A justificar a sua visão, Lagarde disse que muitas das incertezas que pairavam no ar na altura das previsões, feitas na reunião de política monetária de dezembro, já se evaporaram. É o caso das eleições dos Estados Unidos, do Brexit e também do início da vacinação em toda a Europa.

As projeções do BCE foram assim revistas em baixa no curto prazo, embora no conjunto de 2020 tenham sido melhoradas.

Para o quatro trimestre de 2020, Lagarde confirma que espera uma contração económica de 2,2% contra uma expansão de 3,1% antecipada em setembro, altura das últimas projeções.

Já para o conjunto de 2020, os peritos do banco central esperam agora uma recessão de 7,3% na Zona Euro (em vez de 8%), seguida de uma recuperação para um crescimento de 3,9% em 2021, 4,2% em 2022 e 2,1% em 2023.
 

No campo da inflação, uma das maiores dores de cabeça para Lagarde, as mais recentes projeções elaboradas pelo banco central mostram que o índice de preços se irá manter longe da sua meta de perto, mas ligeiramente abaixo de 2% até, pelo menos, 2023.

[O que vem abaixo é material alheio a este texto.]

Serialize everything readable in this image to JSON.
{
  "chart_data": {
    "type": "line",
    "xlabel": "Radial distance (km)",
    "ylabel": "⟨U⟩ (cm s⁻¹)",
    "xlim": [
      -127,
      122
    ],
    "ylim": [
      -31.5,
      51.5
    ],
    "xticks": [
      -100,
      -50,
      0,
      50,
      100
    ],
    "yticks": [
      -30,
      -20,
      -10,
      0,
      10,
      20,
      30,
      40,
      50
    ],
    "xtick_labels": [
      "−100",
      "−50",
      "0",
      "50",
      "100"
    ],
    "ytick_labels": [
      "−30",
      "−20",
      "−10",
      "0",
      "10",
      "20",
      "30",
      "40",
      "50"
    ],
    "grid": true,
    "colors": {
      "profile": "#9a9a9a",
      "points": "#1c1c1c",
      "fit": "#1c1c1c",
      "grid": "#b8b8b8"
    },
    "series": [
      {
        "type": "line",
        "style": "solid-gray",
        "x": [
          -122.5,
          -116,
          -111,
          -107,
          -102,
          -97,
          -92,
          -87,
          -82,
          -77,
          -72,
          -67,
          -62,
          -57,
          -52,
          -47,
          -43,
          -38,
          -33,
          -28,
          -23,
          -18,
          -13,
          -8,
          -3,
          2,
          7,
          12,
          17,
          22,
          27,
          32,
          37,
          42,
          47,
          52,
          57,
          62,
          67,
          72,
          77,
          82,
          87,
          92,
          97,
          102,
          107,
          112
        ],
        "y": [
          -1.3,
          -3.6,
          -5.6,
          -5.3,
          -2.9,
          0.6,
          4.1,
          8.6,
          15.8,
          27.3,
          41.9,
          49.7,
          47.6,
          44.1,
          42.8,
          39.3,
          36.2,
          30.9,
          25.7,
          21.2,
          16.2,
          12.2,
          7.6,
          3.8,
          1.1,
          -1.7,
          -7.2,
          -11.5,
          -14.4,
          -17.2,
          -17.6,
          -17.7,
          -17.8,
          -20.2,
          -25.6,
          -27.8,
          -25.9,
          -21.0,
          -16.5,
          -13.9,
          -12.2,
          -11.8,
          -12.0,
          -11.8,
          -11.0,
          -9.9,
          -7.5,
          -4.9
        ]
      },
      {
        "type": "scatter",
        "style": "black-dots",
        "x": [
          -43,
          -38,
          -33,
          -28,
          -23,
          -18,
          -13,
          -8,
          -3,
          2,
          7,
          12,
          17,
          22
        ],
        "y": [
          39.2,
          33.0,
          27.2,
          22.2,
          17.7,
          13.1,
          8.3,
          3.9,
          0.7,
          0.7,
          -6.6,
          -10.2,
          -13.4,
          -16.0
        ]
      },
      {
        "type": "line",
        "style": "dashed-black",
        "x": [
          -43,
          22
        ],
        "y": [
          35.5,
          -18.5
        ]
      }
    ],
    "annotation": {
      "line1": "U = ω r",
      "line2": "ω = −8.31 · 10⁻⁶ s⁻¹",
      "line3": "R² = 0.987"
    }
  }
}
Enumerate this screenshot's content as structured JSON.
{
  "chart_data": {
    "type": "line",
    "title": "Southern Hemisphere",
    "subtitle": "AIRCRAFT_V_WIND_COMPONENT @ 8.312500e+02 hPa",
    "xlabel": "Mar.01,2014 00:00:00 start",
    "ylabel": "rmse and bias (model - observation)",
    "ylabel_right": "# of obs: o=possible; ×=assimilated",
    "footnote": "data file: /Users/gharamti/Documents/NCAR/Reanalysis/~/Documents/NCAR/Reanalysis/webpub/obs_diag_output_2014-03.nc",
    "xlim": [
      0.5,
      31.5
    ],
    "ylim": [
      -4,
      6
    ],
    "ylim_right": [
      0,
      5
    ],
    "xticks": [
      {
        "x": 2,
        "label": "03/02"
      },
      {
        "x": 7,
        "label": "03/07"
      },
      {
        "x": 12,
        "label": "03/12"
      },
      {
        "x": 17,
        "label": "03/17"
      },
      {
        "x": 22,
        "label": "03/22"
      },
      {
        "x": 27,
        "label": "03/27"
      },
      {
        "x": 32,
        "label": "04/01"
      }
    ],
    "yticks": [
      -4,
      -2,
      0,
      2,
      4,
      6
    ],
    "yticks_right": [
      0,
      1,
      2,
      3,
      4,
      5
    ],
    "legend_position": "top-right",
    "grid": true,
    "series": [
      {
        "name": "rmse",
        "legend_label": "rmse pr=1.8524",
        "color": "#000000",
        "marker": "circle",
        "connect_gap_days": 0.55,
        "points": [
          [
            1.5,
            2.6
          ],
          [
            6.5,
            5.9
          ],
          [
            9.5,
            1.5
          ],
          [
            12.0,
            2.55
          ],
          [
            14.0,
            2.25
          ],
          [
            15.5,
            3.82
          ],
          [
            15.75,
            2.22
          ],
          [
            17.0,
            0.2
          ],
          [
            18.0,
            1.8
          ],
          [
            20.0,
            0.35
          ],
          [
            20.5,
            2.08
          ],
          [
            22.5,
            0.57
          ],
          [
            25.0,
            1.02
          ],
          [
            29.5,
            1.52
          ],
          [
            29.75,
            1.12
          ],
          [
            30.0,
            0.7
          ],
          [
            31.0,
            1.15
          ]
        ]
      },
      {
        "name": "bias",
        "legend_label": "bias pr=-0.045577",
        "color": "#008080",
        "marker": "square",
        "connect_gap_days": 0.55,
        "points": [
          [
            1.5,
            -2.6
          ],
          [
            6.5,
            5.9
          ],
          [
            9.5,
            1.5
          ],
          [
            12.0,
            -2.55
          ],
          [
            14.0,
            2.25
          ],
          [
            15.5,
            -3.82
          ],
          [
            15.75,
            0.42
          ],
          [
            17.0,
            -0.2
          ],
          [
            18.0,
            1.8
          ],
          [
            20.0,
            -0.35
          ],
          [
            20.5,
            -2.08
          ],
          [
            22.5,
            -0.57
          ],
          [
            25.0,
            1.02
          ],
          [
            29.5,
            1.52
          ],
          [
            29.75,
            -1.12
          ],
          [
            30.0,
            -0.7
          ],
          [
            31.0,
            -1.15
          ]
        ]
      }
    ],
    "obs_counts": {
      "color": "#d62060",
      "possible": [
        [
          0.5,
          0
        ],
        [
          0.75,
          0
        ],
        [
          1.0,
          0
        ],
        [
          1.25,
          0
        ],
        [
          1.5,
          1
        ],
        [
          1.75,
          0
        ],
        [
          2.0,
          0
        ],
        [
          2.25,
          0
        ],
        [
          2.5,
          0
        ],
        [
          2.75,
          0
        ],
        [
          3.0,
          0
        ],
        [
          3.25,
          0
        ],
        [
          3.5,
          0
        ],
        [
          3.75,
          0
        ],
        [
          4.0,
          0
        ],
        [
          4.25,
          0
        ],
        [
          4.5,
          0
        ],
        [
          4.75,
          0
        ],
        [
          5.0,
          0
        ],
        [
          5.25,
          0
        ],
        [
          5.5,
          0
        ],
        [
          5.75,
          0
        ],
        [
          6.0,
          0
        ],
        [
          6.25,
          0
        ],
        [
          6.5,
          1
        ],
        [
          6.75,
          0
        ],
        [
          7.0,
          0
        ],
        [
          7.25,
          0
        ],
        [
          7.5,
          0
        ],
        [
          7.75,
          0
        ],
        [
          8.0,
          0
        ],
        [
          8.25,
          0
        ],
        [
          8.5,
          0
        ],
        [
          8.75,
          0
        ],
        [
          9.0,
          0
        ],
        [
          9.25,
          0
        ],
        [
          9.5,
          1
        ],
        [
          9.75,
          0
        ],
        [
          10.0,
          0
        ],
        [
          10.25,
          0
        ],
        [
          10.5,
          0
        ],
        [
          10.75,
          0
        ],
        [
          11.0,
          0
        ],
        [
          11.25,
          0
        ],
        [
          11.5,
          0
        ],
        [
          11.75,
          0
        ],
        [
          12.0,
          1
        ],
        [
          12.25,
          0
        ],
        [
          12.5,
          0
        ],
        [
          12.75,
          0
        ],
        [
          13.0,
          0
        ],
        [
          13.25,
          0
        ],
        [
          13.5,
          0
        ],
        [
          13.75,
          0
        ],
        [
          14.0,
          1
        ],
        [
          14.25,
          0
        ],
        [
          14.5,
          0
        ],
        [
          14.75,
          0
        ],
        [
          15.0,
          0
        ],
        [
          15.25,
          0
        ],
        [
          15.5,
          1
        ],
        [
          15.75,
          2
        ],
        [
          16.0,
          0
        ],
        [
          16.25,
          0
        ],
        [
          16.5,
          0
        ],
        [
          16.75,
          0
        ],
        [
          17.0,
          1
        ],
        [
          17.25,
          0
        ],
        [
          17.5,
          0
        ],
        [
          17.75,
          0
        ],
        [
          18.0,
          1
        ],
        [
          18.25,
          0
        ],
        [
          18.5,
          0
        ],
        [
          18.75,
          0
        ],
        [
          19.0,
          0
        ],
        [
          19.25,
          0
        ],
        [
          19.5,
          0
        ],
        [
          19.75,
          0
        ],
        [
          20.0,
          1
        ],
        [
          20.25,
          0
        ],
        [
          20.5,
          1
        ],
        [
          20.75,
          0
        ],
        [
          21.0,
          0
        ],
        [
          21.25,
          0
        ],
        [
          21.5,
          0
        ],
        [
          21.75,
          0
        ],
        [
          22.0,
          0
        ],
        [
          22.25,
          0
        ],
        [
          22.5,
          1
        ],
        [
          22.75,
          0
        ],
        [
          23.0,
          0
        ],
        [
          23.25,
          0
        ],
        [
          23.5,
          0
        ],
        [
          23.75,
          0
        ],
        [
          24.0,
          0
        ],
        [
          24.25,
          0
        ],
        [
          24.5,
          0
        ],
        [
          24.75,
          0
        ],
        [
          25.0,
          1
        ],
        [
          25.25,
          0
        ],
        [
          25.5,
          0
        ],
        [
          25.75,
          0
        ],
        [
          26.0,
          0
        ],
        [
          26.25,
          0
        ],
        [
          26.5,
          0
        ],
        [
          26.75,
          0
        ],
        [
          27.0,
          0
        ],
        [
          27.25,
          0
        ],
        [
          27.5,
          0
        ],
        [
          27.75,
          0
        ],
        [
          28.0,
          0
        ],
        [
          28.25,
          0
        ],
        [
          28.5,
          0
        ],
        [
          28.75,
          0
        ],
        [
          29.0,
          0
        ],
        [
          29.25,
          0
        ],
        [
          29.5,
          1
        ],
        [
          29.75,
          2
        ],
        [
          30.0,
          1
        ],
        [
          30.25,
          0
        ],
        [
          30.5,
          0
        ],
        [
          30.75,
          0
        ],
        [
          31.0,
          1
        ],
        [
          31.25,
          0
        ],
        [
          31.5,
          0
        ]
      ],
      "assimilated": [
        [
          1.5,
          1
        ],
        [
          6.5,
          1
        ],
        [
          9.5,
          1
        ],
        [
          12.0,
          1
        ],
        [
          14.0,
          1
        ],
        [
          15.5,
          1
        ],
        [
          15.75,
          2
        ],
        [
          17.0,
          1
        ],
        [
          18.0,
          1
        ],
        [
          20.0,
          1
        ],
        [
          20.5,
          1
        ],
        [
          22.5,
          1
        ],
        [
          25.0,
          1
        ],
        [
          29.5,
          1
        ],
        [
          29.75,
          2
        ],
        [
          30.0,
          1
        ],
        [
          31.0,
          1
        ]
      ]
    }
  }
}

Para 2020, a inflação prevista será de 0,2%, abaixo dos 0,3% anteriormente estimados, de acordo com o banco, que mantém inalterada a perspetiva de uma inflação de 1% em 2021.

Para 2022, o BCE reviu em baixa o índice dos preços de 1,3% para os 1,1%. Em 2023, a inflação será de 1,4%, o que significa que está longe da meta estipulada pelo banco.